Kieran was sitting in the highchair at the restaurant tonight. Crackers were scattered all around – tray, seat and floor. And Grandpa was trying to slip him a few sips of pop that he is NOT ALLOWED to have at his young age. Grandpa(Leo) began to reminiss about Eric sitting and covering himself with chocolate in his highchair when we lived for a year in Belgium.
And then the conversation turned to another time – a few years later – and chocolate, and Kieran’s dad (David).
We were on “home assignment” – a euphenism for a good old fashioned furlough from the mission field. Furlough – the required return to North America after a four year stint on “the field” – in our case Zaire. It was our first. Home assignments were so named to give a certain idea that while we were back in North America we were not just lazing around.

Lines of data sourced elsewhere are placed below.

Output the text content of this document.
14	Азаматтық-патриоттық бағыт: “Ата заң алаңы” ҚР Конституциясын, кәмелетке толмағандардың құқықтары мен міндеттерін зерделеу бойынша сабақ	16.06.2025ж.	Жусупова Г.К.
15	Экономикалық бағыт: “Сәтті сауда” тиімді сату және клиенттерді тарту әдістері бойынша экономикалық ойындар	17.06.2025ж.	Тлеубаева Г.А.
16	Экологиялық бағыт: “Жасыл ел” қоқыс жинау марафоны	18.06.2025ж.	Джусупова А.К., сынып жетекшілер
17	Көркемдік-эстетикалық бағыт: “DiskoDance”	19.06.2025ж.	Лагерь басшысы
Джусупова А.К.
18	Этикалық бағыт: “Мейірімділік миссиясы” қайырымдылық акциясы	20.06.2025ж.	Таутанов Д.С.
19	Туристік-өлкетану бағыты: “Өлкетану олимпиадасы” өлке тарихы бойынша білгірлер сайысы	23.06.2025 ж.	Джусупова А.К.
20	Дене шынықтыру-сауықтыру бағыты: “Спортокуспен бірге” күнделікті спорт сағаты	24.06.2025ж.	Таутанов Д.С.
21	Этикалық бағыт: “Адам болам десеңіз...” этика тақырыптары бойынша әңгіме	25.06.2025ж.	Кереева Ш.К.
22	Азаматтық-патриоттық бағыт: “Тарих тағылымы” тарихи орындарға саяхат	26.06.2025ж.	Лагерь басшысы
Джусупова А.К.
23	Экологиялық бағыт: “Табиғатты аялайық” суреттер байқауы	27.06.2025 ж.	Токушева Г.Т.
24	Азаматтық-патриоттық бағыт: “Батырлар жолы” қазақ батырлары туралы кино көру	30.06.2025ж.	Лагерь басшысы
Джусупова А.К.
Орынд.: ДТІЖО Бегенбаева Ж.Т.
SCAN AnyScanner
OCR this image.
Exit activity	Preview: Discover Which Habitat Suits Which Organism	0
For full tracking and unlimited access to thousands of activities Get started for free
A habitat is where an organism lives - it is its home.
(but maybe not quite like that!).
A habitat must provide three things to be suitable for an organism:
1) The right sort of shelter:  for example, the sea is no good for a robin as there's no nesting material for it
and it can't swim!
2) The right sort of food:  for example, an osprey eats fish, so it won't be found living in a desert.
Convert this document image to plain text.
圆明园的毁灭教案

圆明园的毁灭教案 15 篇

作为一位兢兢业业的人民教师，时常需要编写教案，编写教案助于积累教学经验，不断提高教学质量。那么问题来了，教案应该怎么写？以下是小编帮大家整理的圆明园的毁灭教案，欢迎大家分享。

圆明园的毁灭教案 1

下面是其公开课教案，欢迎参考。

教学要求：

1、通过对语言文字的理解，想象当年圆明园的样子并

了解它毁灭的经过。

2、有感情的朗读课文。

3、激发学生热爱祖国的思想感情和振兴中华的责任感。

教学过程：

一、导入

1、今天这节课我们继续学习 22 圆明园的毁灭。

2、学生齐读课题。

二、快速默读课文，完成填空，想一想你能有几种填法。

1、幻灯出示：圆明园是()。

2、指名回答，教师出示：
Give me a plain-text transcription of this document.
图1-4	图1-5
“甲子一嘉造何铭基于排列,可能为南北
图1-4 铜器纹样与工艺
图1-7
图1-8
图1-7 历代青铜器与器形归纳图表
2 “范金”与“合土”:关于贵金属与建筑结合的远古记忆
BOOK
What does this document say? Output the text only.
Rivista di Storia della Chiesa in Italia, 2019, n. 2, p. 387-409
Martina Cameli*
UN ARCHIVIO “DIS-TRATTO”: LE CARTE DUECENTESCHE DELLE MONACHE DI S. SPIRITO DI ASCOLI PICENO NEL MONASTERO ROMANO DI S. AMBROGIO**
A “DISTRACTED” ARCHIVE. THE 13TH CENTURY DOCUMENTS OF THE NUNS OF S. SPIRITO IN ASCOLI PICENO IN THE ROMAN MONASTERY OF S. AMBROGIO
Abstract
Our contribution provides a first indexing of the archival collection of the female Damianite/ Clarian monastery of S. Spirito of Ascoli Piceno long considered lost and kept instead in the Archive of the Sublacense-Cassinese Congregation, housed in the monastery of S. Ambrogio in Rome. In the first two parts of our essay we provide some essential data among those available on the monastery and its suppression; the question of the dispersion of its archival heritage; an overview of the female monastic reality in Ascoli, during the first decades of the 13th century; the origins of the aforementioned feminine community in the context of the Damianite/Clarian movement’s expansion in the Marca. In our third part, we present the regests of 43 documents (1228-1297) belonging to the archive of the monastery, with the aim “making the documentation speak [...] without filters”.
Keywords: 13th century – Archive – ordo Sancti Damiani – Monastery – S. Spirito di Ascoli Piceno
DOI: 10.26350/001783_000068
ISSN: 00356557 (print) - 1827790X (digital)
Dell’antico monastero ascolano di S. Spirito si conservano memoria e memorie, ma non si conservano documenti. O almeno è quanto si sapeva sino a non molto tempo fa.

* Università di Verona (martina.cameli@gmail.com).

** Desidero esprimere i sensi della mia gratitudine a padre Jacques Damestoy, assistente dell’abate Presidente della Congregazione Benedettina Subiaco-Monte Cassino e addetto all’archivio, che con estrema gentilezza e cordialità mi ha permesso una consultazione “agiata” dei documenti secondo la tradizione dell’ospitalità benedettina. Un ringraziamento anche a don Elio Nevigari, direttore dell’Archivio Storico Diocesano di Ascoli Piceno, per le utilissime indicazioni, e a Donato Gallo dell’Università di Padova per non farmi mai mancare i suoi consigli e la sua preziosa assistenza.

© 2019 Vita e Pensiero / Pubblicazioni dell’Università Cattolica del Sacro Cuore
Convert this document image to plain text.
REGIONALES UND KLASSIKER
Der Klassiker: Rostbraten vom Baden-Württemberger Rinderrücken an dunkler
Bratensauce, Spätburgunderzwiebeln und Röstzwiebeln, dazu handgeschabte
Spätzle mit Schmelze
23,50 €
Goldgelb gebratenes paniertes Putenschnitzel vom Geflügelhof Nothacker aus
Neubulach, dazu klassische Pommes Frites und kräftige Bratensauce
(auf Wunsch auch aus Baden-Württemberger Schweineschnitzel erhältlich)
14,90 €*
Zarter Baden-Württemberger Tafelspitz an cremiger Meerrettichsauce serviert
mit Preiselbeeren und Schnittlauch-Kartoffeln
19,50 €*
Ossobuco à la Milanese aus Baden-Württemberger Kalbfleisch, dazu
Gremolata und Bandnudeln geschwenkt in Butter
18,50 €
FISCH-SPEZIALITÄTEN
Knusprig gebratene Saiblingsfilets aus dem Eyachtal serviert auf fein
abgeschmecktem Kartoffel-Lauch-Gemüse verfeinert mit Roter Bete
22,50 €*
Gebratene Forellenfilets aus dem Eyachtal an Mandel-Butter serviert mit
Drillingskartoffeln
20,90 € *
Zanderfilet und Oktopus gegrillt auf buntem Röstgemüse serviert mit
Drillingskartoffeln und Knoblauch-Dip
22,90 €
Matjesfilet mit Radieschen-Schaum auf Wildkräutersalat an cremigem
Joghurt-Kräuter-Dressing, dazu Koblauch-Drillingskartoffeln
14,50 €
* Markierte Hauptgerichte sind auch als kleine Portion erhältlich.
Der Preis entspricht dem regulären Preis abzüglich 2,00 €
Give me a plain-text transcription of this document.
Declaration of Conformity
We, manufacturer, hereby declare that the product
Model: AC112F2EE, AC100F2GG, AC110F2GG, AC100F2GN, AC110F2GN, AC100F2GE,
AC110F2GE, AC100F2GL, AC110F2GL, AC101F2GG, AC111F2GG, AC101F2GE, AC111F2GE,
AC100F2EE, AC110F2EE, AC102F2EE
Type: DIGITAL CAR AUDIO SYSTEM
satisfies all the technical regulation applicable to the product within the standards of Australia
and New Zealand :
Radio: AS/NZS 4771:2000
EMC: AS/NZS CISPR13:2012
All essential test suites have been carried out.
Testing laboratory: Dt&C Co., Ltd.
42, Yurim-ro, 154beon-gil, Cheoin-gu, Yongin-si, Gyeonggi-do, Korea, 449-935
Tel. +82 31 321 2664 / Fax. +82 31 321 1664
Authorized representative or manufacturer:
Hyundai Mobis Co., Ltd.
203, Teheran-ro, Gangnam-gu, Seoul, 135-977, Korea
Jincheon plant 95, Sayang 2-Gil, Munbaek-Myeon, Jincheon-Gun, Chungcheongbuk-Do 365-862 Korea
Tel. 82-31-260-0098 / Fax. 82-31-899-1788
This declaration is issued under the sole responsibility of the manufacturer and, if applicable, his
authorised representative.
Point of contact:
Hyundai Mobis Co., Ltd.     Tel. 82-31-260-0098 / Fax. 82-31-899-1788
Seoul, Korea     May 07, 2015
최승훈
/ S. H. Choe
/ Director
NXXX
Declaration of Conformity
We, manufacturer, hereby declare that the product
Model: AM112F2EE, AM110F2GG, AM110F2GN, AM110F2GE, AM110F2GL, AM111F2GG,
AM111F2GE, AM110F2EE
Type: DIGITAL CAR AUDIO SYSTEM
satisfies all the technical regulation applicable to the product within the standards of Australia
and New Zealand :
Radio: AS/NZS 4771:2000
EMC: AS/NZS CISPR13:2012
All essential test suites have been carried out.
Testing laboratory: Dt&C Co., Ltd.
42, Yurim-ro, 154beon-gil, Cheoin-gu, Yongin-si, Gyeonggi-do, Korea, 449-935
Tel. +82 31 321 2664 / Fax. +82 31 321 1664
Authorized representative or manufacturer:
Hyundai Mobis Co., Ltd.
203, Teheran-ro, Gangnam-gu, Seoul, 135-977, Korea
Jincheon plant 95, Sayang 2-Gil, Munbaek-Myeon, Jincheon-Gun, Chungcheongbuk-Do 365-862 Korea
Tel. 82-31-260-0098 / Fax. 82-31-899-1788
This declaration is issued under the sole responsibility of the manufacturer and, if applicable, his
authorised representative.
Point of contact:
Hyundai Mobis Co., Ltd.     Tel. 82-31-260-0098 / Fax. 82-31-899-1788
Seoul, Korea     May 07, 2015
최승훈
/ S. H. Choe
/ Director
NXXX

Our first was also a time of recovery for Leo as he had contracted TB. So we were allowed to do regular work instead of travelling around the country in Canada and the US speaking.
Towards the spring, we were invited to make a trip down to the USA to speak in a few churches in California. When you have just spent six months in a cold Saskatchewan winter after three years in the tropics, it is not hard to feel the call to go south to speak. So just before Easter we flew off southward, speaking in several churches which supported our family.
While we were in the San Francisco area, we made a trip out to Turlock to visit another missionary family. They had a pool and we were excited about seeing them again too. On the way, I picked up a bag of those tiny little chocolate bars. I thought they would be nice for treats for the kids and since they were small, the boys wouldn’t overdo it by having one now and then. The boys liked chocolate and so it was a real treat for them and a good way to bribe them when they needed it.
That evening David found the bag. He found it and sat down and ate every last one of those little chocolate bars. That evening and night he was sick – stuff coming out of both ends!
We got home a few days later to begin the Easter holidays with our families. This was the first time the boys had been around to be indulged by the grandparents with Easter candy. And of course chocolate. They both got very large chocolate Easter bunnies. Eric thouroughly enjoyed the attention and the surprise. David – two at the time – had learned a lesson. Chocolate makes you sick. It was several years before time erased those memories of his and he was willing to try chocolate again.
Tonight we had chocolate cake for my birthday. I think he is cured but he still remembers the year he refused the chocolate bunny.